Bursa denilince hayalimizde canlanan manzara Uludağ, cami, tekke, yeşil-mavi, medrese, türbe, deniz, kaplıca, şifâ hâne, gelmektedir. Bursa Evliyası denince de ilk olarak akala gelin Emir Sultan ve Üftâde Hazretleri’dir. Bu işler için onları vesile ittihaz edenlerin sayısı bir hayli fazladır. Bu durum sadece tekke veya türbeyi ziyaret edenlere münhasır değildir.
Bursa’dan çok uzaklarda yaşayan Kimselerin bile Hz. Üftâde’nin ruhaniyetine sığındığı Onunla mânen irtibat kurarak huzur duyduğu, rüyalarında Onunla meşgul olduğu görülmektedir.

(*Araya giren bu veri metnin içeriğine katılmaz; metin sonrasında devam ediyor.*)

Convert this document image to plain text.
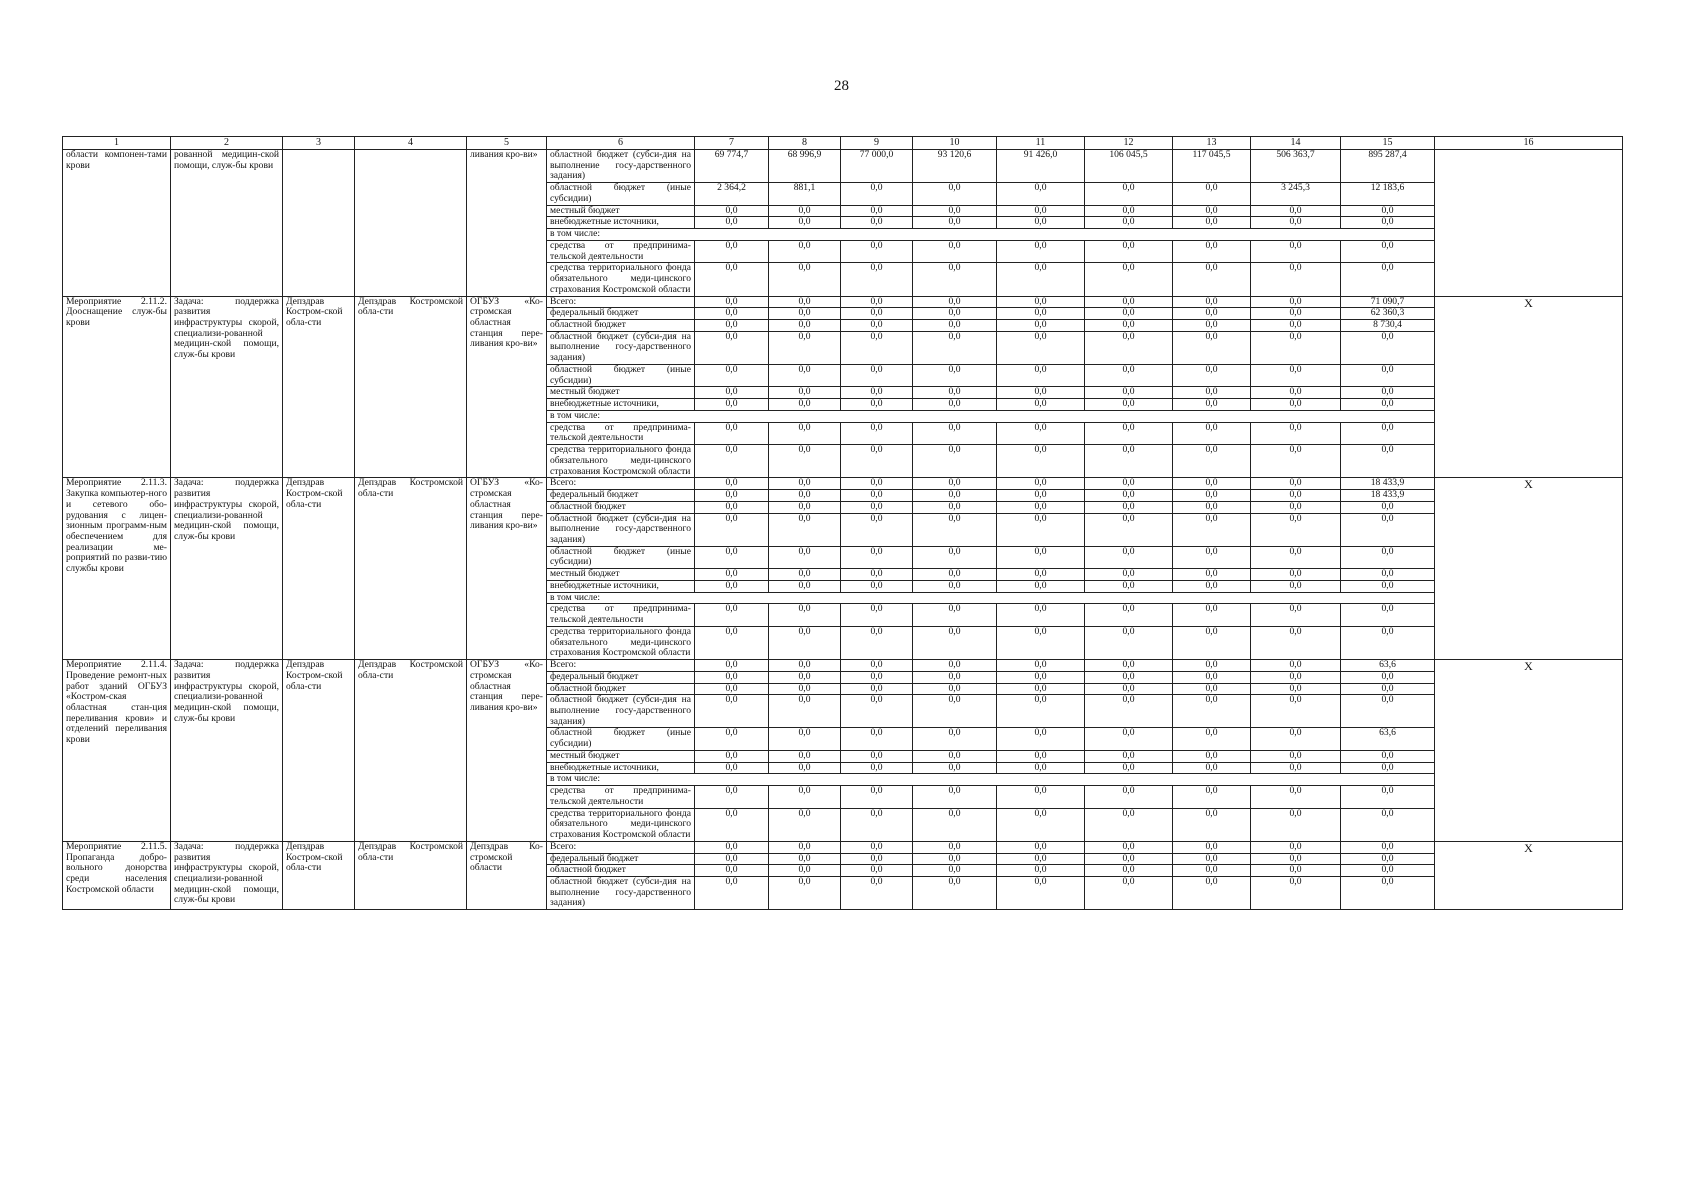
28
1	2	3	4	5	6	7	8	9	10	11	12	13	14	15	16
области компонен-тами крови	рованной медицин-ской помощи, служ-бы крови			ливания кро-ви»	областной бюджет (субси-дия на выполнение госу-дарственного задания)	69 774,7	68 996,9	77 000,0	93 120,6	91 426,0	106 045,5	117 045,5	506 363,7	895 287,4	
					областной бюджет (иные субсидии)	2 364,2	881,1	0,0	0,0	0,0	0,0	0,0	3 245,3	12 183,6	
					местный бюджет	0,0	0,0	0,0	0,0	0,0	0,0	0,0	0,0	0,0	
					внебюджетные источники,	0,0	0,0	0,0	0,0	0,0	0,0	0,0	0,0	0,0	
					в том числе:										
					средства от предпринима-тельской деятельности	0,0	0,0	0,0	0,0	0,0	0,0	0,0	0,0	0,0	
					средства территориального фонда обязательного меди-цинского страхования Костромской области	0,0	0,0	0,0	0,0	0,0	0,0	0,0	0,0	0,0	
Мероприятие 2.11.2. Дооснащение служ-бы крови	Задача: поддержка развития инфраструктуры скорой, специализи-рованной медицин-ской помощи, служ-бы крови	Депздрав Костром-ской обла-сти	Депздрав Костромской обла-сти	ОГБУЗ «Ко-стромская областная станция пере-ливания кро-ви»	Всего:	0,0	0,0	0,0	0,0	0,0	0,0	0,0	0,0	71 090,7	Х
					федеральный бюджет	0,0	0,0	0,0	0,0	0,0	0,0	0,0	0,0	62 360,3	
					областной бюджет	0,0	0,0	0,0	0,0	0,0	0,0	0,0	0,0	8 730,4	
					областной бюджет (субси-дия на выполнение госу-дарственного задания)	0,0	0,0	0,0	0,0	0,0	0,0	0,0	0,0	0,0	
					областной бюджет (иные субсидии)	0,0	0,0	0,0	0,0	0,0	0,0	0,0	0,0	0,0	
					местный бюджет	0,0	0,0	0,0	0,0	0,0	0,0	0,0	0,0	0,0	
					внебюджетные источники,	0,0	0,0	0,0	0,0	0,0	0,0	0,0	0,0	0,0	
					в том числе:										
					средства от предпринима-тельской деятельности	0,0	0,0	0,0	0,0	0,0	0,0	0,0	0,0	0,0	
					средства территориального фонда обязательного меди-цинского страхования Костромской области	0,0	0,0	0,0	0,0	0,0	0,0	0,0	0,0	0,0	
Мероприятие 2.11.3. Закупка компьютер-ного и сетевого обо-рудования с лицен-зионным программ-ным обеспечением для реализации ме-роприятий по разви-тию службы крови	Задача: поддержка развития инфраструктуры скорой, специализи-рованной медицин-ской помощи, служ-бы крови	Депздрав Костром-ской обла-сти	Депздрав Костромской обла-сти	ОГБУЗ «Ко-стромская областная станция пере-ливания кро-ви»	Всего:	0,0	0,0	0,0	0,0	0,0	0,0	0,0	0,0	18 433,9	Х
					федеральный бюджет	0,0	0,0	0,0	0,0	0,0	0,0	0,0	0,0	18 433,9	
					областной бюджет	0,0	0,0	0,0	0,0	0,0	0,0	0,0	0,0	0,0	
					областной бюджет (субси-дия на выполнение госу-дарственного задания)	0,0	0,0	0,0	0,0	0,0	0,0	0,0	0,0	0,0	
					областной бюджет (иные субсидии)	0,0	0,0	0,0	0,0	0,0	0,0	0,0	0,0	0,0	
					местный бюджет	0,0	0,0	0,0	0,0	0,0	0,0	0,0	0,0	0,0	
					внебюджетные источники,	0,0	0,0	0,0	0,0	0,0	0,0	0,0	0,0	0,0	
					в том числе:										
					средства от предпринима-тельской деятельности	0,0	0,0	0,0	0,0	0,0	0,0	0,0	0,0	0,0	
					средства территориального фонда обязательного меди-цинского страхования Костромской области	0,0	0,0	0,0	0,0	0,0	0,0	0,0	0,0	0,0	
Мероприятие 2.11.4. Проведение ремонт-ных работ зданий ОГБУЗ «Костром-ская областная стан-ция переливания крови» и отделений переливания крови	Задача: поддержка развития инфраструктуры скорой, специализи-рованной медицин-ской помощи, служ-бы крови	Депздрав Костром-ской обла-сти	Депздрав Костромской обла-сти	ОГБУЗ «Ко-стромская областная станция пере-ливания кро-ви»	Всего:	0,0	0,0	0,0	0,0	0,0	0,0	0,0	0,0	63,6	Х
					федеральный бюджет	0,0	0,0	0,0	0,0	0,0	0,0	0,0	0,0	0,0	
					областной бюджет	0,0	0,0	0,0	0,0	0,0	0,0	0,0	0,0	0,0	
					областной бюджет (субси-дия на выполнение госу-дарственного задания)	0,0	0,0	0,0	0,0	0,0	0,0	0,0	0,0	0,0	
					областной бюджет (иные субсидии)	0,0	0,0	0,0	0,0	0,0	0,0	0,0	0,0	63,6	
					местный бюджет	0,0	0,0	0,0	0,0	0,0	0,0	0,0	0,0	0,0	
					внебюджетные источники,	0,0	0,0	0,0	0,0	0,0	0,0	0,0	0,0	0,0	
					в том числе:										
					средства от предпринима-тельской деятельности	0,0	0,0	0,0	0,0	0,0	0,0	0,0	0,0	0,0	
					средства территориального фонда обязательного меди-цинского страхования Костромской области	0,0	0,0	0,0	0,0	0,0	0,0	0,0	0,0	0,0	
Мероприятие 2.11.5. Пропаганда добро-вольного донорства среди населения Костромской области	Задача: поддержка развития инфраструктуры скорой, специализи-рованной медицин-ской помощи, служ-бы крови	Депздрав Костром-ской обла-сти	Депздрав Костромской обла-сти	Депздрав Ко-стромской области	Всего:	0,0	0,0	0,0	0,0	0,0	0,0	0,0	0,0	0,0	Х
					федеральный бюджет	0,0	0,0	0,0	0,0	0,0	0,0	0,0	0,0	0,0	
					областной бюджет	0,0	0,0	0,0	0,0	0,0	0,0	0,0	0,0	0,0	
					областной бюджет (субси-дия на выполнение госу-дарственного задания)	0,0	0,0	0,0	0,0	0,0	0,0	0,0	0,0	0,0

Bu kimseler tehlikeli durumlarda O’nu çağırmakta ve himmetiyle kurtulduklarına inanmaktadırlar. Hz. Üftâde veya başka bir veliyi aracı kılarken de Allah’tan başka ma’bud, yaratıcı ve hakiki bir yardımcının olmadığına ihlasla inanmaktadırlar. Zira dua bir ibadettir ve ibadet de ancak Allah’a yapılır.
Hz. Üftade’yi ziyaret edenlerin çoğu işte bu duygu ve düşünce içerisinde ziyaret etmişler, aradıkları manevi huzuru onda bulmuşlardır. Hatta ziyaretçilerin bir kısmı Üftâde Hazretleri tarafından çağırıldıklarına inanmışlardır.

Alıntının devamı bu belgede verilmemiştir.